Most of what is known of Mechthild of Magdeburg comes from her book: references to court custom and courtly literature suggest she was from an educated family, as does the fact that she could read and write German (although she tells us that she does not know Latin). She had at least one brother who became a Dominican. In her early 20s, she left her home to go to Magdeburg (on the Elbe River); she appears to have lived most of her life there as a beguine, apparently in a community, perhaps as a superior. Near the end of her life, about 1270, she entered a monastery at Helfta which followed Cistercian custom.
She may have gone to Helfta because of the increasing restrictions being placed on beguines in Germany and the Low Countries. The women had received statements of papal approval in 1215 and 1233, but with approval went a requirement for clerical direction and eventually for control. In 1261, a synod meeting in Magdeburg ordered the local beguines to obey their parish priests, rather than relying on the mendicant orders for spiritual advice.
When she was in her mid-30s, on the advice of her Dominican confessor, Mechthild had begun to write down her love songs and visionary experiences. We know that some of these writings were quickly circulated because she speaks of the harsh criticism she received, as a woman writing about spiritual matters. But she continued to write until her death.

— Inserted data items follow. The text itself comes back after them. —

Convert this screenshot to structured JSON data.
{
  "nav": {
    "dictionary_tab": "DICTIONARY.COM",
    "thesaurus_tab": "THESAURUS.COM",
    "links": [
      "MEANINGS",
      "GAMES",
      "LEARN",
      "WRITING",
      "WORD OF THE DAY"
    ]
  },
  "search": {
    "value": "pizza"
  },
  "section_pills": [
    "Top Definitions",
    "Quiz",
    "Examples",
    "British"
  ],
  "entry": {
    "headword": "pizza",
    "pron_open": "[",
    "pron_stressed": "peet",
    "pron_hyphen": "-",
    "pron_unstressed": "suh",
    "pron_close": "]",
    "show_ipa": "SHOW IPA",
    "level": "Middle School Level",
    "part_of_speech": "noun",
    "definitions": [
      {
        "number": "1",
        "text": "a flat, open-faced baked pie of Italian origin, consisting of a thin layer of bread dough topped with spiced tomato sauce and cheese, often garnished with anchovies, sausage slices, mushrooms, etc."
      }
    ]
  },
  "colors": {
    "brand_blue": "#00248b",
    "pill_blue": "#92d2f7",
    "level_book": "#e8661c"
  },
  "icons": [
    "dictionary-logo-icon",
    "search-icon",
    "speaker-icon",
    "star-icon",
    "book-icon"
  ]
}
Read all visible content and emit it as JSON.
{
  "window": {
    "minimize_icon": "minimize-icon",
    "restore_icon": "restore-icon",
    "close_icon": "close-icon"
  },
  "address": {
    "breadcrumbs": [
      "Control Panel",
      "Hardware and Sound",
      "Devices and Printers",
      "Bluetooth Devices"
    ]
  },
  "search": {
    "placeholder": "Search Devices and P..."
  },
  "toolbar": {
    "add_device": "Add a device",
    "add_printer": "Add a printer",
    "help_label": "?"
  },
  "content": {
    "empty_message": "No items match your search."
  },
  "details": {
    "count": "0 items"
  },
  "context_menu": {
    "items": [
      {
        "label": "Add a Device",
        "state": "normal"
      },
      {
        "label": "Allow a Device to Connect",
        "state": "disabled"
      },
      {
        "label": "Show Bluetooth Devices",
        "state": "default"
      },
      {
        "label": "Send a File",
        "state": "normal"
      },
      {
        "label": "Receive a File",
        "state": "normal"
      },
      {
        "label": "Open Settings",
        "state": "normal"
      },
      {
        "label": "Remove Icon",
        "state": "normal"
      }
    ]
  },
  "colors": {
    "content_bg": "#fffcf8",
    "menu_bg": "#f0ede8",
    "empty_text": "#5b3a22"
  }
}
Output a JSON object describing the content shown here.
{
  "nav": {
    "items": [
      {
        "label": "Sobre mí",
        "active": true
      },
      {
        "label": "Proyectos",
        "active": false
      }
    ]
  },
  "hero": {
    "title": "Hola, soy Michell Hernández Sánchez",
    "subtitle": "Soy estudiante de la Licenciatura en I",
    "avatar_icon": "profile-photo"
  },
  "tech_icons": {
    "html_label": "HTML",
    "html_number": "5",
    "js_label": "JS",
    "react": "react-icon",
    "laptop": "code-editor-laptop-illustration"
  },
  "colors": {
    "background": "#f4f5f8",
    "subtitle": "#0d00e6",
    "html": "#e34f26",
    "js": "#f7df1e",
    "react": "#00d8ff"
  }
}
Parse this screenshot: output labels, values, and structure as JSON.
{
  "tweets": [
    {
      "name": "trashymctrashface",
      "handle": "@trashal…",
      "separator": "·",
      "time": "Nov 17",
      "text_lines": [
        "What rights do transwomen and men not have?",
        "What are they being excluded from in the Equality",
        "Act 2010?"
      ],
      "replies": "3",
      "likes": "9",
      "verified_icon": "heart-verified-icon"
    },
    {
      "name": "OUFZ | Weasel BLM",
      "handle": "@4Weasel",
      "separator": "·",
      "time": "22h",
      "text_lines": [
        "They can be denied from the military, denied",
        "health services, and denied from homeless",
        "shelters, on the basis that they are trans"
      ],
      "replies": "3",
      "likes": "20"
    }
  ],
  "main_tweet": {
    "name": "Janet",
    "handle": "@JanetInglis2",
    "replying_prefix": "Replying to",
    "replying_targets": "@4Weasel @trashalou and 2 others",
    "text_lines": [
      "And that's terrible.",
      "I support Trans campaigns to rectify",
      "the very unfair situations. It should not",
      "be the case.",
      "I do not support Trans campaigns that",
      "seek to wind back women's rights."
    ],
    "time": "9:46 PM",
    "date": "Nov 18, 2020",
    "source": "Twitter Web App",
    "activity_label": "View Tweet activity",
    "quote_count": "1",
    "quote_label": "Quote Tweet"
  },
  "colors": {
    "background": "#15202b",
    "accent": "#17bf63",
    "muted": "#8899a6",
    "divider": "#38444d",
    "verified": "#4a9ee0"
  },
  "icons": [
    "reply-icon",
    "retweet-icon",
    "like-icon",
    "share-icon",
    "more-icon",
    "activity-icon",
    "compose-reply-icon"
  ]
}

Fliessende licht der Gottheit (Flowing light of the Godhead) is divided into seven books: Books 1-5 were written during the 1250s, Book 6 in the 1260s, and Book 7 in the 1270s at Helfta. Within the seven books are 267 sections, from a few lines to several pages long. They include not only Mechthild’s visionary experiences, but also letters of advice and criticism, allegories, reflections, and prayers; they use prose and verse, dramatic dialogue and lyric.
Mechthild wrote in the dialect used in the north of Germany; fragments remain of this original, but our complete text is a translation made in the language of southern German about 60 years after her death. Yet scholars assume that the text as we have it reflects Mechthild’s words and, for the first six books, an organization determined by her and her confessor.